The (coming) new normal: Instructional designers may find themselves gaining new roles as partners in learning engineering efforts.
Since formalized training came into being, instructional designers designed instruction. They created classroom courses, and people signed in on paper. With eLearning and computer systems, including LMSs, we found new ways of creating and offering courses and keeping up with who took them. Some stayed attached to the classroom, some moved to online-based approaches, and some did both, but otherwise the basic work itself didn’t change much.
Things have changed significantly, especially over the last decade. Workers are accessing learning opportunities through many in-house and external avenues, including electronic performance support tools, Google searches, YouTube videos, infographics, and virtual reality lab experiences. We can gather and parse data in ways and in volumes unimaginable to those working in the field even 10 years ago. No longer just responsible for building courses, the ID is now called on to help create apps, build dashboards, track informal learning, link sensor data to training data, and embed analytics in the workflow. For a while we—or, at least I—managed this by juggling relationships with IT, HR, and a gifted data-wizard coworker. But the juggling is starting to require too many balls in the air.

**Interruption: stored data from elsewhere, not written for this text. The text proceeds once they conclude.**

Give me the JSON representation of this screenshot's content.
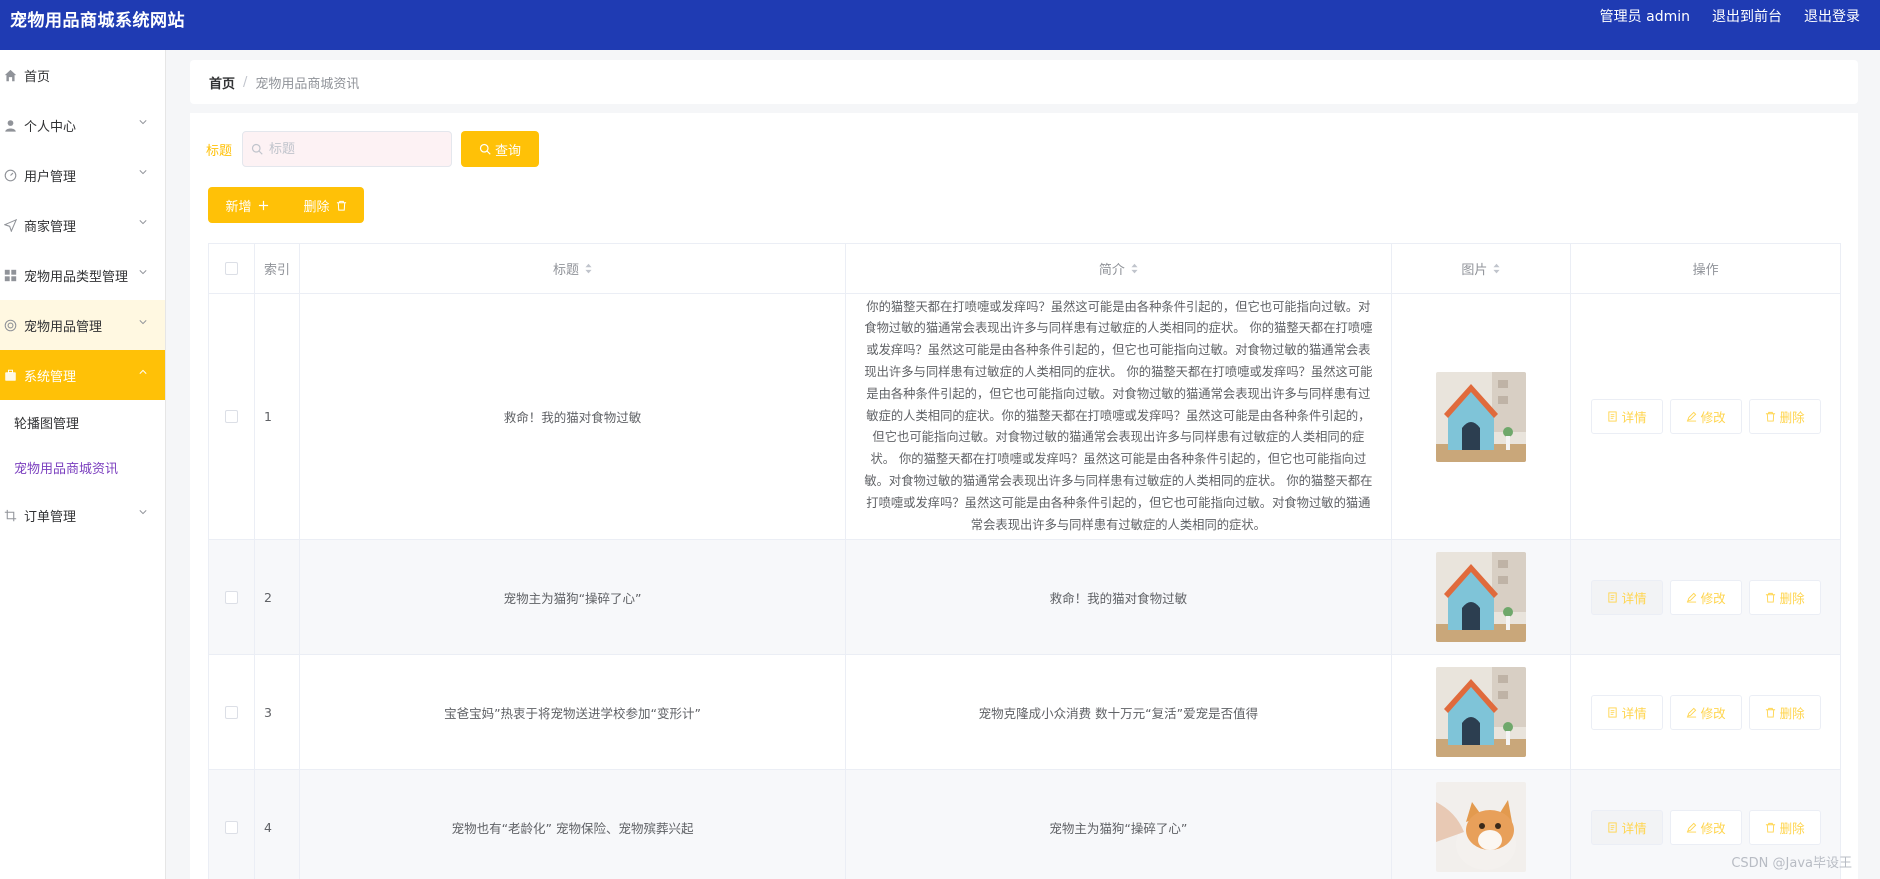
{
  "header": {
    "title": "宠物用品商城系统网站",
    "admin_label": "管理员 admin",
    "front_label": "退出到前台",
    "logout_label": "退出登录"
  },
  "sidebar": {
    "items": [
      {
        "label": "首页",
        "icon": "home-icon"
      },
      {
        "label": "个人中心",
        "icon": "user-icon"
      },
      {
        "label": "用户管理",
        "icon": "gauge-icon"
      },
      {
        "label": "商家管理",
        "icon": "send-icon"
      },
      {
        "label": "宠物用品类型管理",
        "icon": "grid-icon"
      },
      {
        "label": "宠物用品管理",
        "icon": "target-icon"
      },
      {
        "label": "系统管理",
        "icon": "briefcase-icon"
      },
      {
        "label": "订单管理",
        "icon": "crop-icon"
      }
    ],
    "sub_items": [
      "轮播图管理",
      "宠物用品商城资讯"
    ]
  },
  "breadcrumb": {
    "home": "首页",
    "separator": "/",
    "current": "宠物用品商城资讯"
  },
  "search": {
    "label": "标题",
    "placeholder": "标题",
    "button": "查询"
  },
  "actions": {
    "add": "新增",
    "delete": "删除"
  },
  "table": {
    "headers": {
      "index": "索引",
      "title": "标题",
      "intro": "简介",
      "image": "图片",
      "ops": "操作"
    },
    "ops_labels": {
      "detail": "详情",
      "edit": "修改",
      "delete": "删除"
    },
    "rows": [
      {
        "index": "1",
        "title": "救命！我的猫对食物过敏",
        "intro_lines": [
          "你的猫整天都在打喷嚏或发痒吗？虽然这可能是由各种条件引起的，但它也可能指向过敏。对",
          "食物过敏的猫通常会表现出许多与同样患有过敏症的人类相同的症状。 你的猫整天都在打喷嚏",
          "或发痒吗？虽然这可能是由各种条件引起的，但它也可能指向过敏。对食物过敏的猫通常会表",
          "现出许多与同样患有过敏症的人类相同的症状。 你的猫整天都在打喷嚏或发痒吗？虽然这可能",
          "是由各种条件引起的，但它也可能指向过敏。对食物过敏的猫通常会表现出许多与同样患有过",
          "敏症的人类相同的症状。你的猫整天都在打喷嚏或发痒吗？虽然这可能是由各种条件引起的，",
          "但它也可能指向过敏。对食物过敏的猫通常会表现出许多与同样患有过敏症的人类相同的症",
          "状。 你的猫整天都在打喷嚏或发痒吗？虽然这可能是由各种条件引起的，但它也可能指向过",
          "敏。对食物过敏的猫通常会表现出许多与同样患有过敏症的人类相同的症状。 你的猫整天都在",
          "打喷嚏或发痒吗？虽然这可能是由各种条件引起的，但它也可能指向过敏。对食物过敏的猫通",
          "常会表现出许多与同样患有过敏症的人类相同的症状。"
        ],
        "image": "pet-house"
      },
      {
        "index": "2",
        "title": "宠物主为猫狗“操碎了心”",
        "intro": "救命！我的猫对食物过敏",
        "image": "pet-house"
      },
      {
        "index": "3",
        "title": "宝爸宝妈”热衷于将宠物送进学校参加“变形计”",
        "intro": "宠物克隆成小众消费 数十万元“复活”爱宠是否值得",
        "image": "pet-house"
      },
      {
        "index": "4",
        "title": "宠物也有“老龄化” 宠物保险、宠物殡葬兴起",
        "intro": "宠物主为猫狗“操碎了心”",
        "image": "cat-photo"
      }
    ]
  },
  "watermark": "CSDN @Java毕设王",
  "colors": {
    "header_bg": "#1f3bb3",
    "accent": "#ffc107",
    "active_sub": "#7b3fbf"
  }
}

Enter learning engineering. It’s basically meshing an understanding of learning theory, learning science, and learning ecosystems with expertise in engineering design. (Think both/and.) While the specifics are evolving, a typical learning engineer would have expertise across a number of areas including AI and machine learning, systems, user experience design, product testing, data and analytics, and development of policies, regulations, and standards. The juggling of teams and relationships is also required.
Who and how?
The field of learning engineering is evolving quickly, and specifics are not yet carved in stone. IEEE has special interest groups looking at standards for learning engineers in both academic and workplace settings. We’ve started to see organizations recruiting for learning engineer positions and Carnegie Mellon is offering a master’s degree in educational technology and applied learning science designed to prepare graduates for a number of roles—including learning engineer. For now, the idea of learning engineering offers the ID practitioner a chance to stretch into some new areas across learning science, data science, and computer science. There’s room, for instance, for those who want to build apps, learn to tell stories with data, or become more involved with product testing. It may involve working on micro-level projects, as well as working to build systems and architectures. It may involve more time devoted exclusively to researching and working with emerging technologies.
Educause offers this primer on learning engineering, including some comments on downsides and implications for teaching and learning. Also, see recent Learning Solutions articles from Ellen Wagner and others: “Learning Engineering and the Future of eLearning” and “Learning Engineering: The Next Wave of eLearning”. The idea of learning engineering is opening up exciting new conversations and opportunities for instructional designers.